中山の千枚田の中を火手を持って歩く女木島・男木島の人々とこえび隊

中山の千枚田の中を火手を持って歩く女木島・男木島の人々とこえび隊

 台風一過、瀬戸の海は穏やかで、朝の直島から高松への船旅は、うっすらとした蒸気に光が差し、船の道行につれ島容は形を変えながら揺れる島影となります。

 この時期、海にはベラ釣りの船が点在し、男木・直島間の潮流が速いところでは深くにいるキスを揚げるべく、船が数十艘(そう)も並んでいます。庵治・大島のあたりでは、釣糸の上の鉤(かぎ)にはアジ、底の針にはキスがかかるといいます。海は人類揺籃(ようらん)の豊かさと鷹揚(おうよう)さをもって広がっているのです。思えば、1年前の芸術祭のオープニングで、6漁協・30艘を超える船団が大漁旗をはためかせ、開会を祝ってくれたのでした。

 この日の夜、海ホタルを見に塩飽諸島の粟島に行きました。こえびたちは朝から島に渡って砂浜のゴミ拾いやのぼり旗を立てるなど、島の人たちの手伝いをしていたとのこと。私はといえば優雅なお客で、滞在制作しているアーティストの作品を見学し(これがよかった。特に島と海と生活を扱った映像など)、夜の浜辺に行きました。

 粟島は周囲16・5キロ、人口300人の島で、廃校を滞在施設にしたり、イベントを組んだりと元気がいいのです。三豊市の担当者が一生懸命なのでしょう。帰り、最後の客となった私たちに20人ほどの島の人たちが手を振って見送ってくれました。彼らの喜びと期待が分かってうれしく、ほかに浦島太郎伝説も残っていて、島の資産を生かせそうな気がしました。

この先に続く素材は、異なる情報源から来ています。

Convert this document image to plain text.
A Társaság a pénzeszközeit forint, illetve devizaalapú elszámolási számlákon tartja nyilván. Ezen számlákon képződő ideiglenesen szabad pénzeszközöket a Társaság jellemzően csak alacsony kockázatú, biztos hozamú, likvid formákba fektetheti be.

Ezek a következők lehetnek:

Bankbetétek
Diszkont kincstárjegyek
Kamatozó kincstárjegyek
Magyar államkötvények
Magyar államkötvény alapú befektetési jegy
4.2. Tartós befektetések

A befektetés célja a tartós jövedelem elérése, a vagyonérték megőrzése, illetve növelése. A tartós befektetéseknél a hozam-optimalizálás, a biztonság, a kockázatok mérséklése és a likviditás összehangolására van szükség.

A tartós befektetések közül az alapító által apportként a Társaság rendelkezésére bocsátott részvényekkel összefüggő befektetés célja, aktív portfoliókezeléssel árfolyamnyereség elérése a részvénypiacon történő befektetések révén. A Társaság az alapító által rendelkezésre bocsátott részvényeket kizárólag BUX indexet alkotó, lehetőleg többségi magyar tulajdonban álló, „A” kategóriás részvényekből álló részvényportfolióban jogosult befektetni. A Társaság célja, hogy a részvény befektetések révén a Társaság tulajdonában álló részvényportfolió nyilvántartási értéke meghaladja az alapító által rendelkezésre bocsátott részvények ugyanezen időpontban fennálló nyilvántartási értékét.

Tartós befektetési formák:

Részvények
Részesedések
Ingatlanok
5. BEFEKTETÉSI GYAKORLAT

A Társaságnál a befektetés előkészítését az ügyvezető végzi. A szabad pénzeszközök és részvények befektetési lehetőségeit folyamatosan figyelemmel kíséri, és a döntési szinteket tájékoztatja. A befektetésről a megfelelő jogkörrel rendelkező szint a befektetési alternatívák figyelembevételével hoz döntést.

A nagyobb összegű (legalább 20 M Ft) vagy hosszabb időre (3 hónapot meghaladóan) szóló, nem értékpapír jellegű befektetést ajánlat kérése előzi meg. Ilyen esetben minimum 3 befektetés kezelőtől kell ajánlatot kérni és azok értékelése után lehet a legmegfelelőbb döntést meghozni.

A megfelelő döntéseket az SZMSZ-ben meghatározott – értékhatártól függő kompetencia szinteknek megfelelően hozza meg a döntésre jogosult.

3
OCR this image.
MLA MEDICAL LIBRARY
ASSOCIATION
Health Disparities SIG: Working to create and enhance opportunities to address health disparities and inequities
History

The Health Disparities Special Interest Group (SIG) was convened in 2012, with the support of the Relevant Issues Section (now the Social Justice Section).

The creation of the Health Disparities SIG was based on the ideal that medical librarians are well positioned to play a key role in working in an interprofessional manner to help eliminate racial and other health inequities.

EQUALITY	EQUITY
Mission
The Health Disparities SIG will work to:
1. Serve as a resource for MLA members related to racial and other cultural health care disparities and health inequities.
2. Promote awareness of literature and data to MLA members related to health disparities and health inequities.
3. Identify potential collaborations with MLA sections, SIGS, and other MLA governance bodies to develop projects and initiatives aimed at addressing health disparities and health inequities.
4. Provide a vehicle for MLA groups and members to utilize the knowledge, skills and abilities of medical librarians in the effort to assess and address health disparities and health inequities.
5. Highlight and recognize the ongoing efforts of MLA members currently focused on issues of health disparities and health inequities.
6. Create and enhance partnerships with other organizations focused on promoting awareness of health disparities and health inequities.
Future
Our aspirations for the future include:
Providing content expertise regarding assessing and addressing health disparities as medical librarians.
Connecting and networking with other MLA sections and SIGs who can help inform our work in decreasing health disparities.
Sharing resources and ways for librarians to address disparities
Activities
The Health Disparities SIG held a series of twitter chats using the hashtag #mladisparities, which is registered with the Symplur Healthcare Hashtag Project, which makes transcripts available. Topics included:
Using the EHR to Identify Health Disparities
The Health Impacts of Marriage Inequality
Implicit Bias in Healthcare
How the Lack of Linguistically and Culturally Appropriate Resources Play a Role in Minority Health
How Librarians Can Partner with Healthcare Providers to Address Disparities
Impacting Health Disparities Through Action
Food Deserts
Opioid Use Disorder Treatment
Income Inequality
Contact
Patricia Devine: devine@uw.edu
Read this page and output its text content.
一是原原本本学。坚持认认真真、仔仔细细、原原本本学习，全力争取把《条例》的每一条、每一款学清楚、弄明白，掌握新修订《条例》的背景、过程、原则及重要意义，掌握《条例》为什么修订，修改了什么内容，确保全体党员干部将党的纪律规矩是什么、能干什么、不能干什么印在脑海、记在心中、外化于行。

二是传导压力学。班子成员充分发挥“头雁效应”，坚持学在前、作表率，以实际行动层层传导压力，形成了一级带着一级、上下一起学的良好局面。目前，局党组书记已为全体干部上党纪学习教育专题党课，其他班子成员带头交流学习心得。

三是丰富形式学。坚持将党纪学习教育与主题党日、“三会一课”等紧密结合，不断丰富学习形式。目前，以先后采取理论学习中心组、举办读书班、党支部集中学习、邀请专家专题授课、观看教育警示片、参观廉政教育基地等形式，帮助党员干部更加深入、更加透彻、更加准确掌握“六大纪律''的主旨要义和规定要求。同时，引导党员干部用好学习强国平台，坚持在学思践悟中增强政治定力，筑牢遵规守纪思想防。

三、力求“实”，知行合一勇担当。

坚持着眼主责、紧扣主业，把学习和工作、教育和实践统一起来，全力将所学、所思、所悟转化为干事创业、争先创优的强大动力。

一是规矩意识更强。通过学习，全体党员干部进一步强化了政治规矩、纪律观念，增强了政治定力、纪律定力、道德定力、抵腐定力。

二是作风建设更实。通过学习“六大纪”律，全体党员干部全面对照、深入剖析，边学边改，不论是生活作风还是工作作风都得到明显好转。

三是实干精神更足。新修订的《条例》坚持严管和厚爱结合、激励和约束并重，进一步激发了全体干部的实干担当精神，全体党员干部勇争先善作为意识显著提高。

 こえび事務局は意欲的で、西讃の島について今回のような関わり方を模索したり、昨年の芸術祭の舞台となった島同士の交流のお膳立てもし始めました。7月9日に小豆島・中山地区で行われた伝統的な害虫駆除と豊作を願う「虫送り」に、女木・男木の人たちも参加したのです。特別仕立ての船は女木・男木を経由し、土庄港に到着。そこから肥土山に寄って中山のこまめ食堂で舌鼓を打ち会場へ。約250人ほどの参加者が火手(ほて)を持ち、夏の宵に美しい千枚田を「と〜も〜せ、ともせ」という掛け声とともに、春日神社まで歩きました。

 とても楽しく気持ちのよいものだったと思います。帰りの船は実に和やかなもので、別れの寂しさと楽しさがそれぞれの胸に残って、それぞれの島では船が出ても、見えなくなるまで手を振ったそうです。島間の交流が始まれば、人口減で狭くなっていきがちな島の人たちの気持ちに、楽しくおおらかな窓が開いていくような期待さえ抱かせる一日でした。

 芸術祭後の島の人たちの意見を聞こう、という試みも始まりました。7月23日の豊島中学校では私、北川フラムの特別授業があり、豊島の小学生5人、中学生20人とその保護者、そのほか島の方々が多数参加してくださり、人が教室からあふれるほどでした。

 15万年前、アフリカで生まれたイブから世界中に散った子孫の私たち、岩につけられた手形や砂に残された足跡が美術の始まり、一人一人がみな違う存在で今ここに同時に生きていること、美術だけは人と違って褒められるジャンルなのだと説明しました。それから一転、サウンド・オブ・ミュージッックの「ドレミの歌」をみんなで歌い、司会のこえび隊の内海洋子さんの明るいキャラクターはその場を和ませました。

 それから、全員で画用紙に私の好きなものを描いたのです。70歳を超えた方も50年ぶりだと言って興奮気味。さすが直島福武美術館財団の金代健次郎事務局長の「豊島の棚田風景」は年季が入っています。

 しかし留意すべきは、うまい下手ではなく、「自分にとって、それしかない大切なものを考え、思い出す」ことなのです。描くことは記憶のひだをたどること。今回、多くの人が自分の住む豊島を大切に思っていることがよく分かり、猫や犬や自転車がそれぞれにとって、具体的な名を持った特別な存在だったことが知れたのでした。